[nf-tests] Assure reproducibility

nf-core / deepmodeloptim

Stochastic Testing and Input Manipulation for Unbiased Learning Systems

https://nf-co.re/deepmodeloptim

MIT License

23 stars 9 forks source link

[nf-tests] Assure reproducibility #55

Open suzannejin opened 7 months ago

suzannejin commented 7 months ago

random sampling There are many random sampling methods, including random.sample, and other low level within library sampling. Setting random.seed(0) at the very beginning of a script won't work.

set operations Sets are unordered, consequently everything handled with sets are not gonna follow a certain order, and this is not controllable. However, set operations are very efficient.

Alternatives?

mathysgrapotte commented 6 months ago

This will be checked on #73 a similar solution to shuffling #70 can be done (testing a first pipeline run, saving results and checking that further pipeline runs show the same results, this can also be done with nf-tests I believe).
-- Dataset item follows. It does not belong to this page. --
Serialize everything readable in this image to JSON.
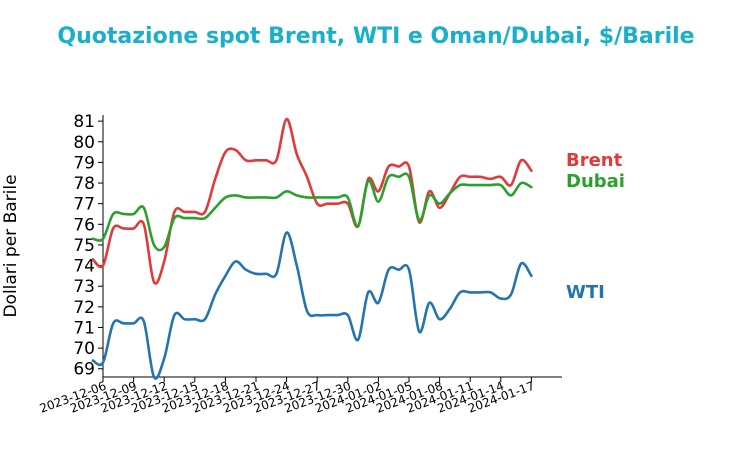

alessiovignoli commented 5 months ago

liked to #40

alessiovignoli commented 3 months ago

PR #166 is setting the basis for testing reproducibility. Throught the debug mode. The point is that this issue is much bigger than just checking if output are identical. Because how close to reproducible you are likely depends on the ammount of data, tha size of the model, how long until convergence in learning and the complexity of the problem.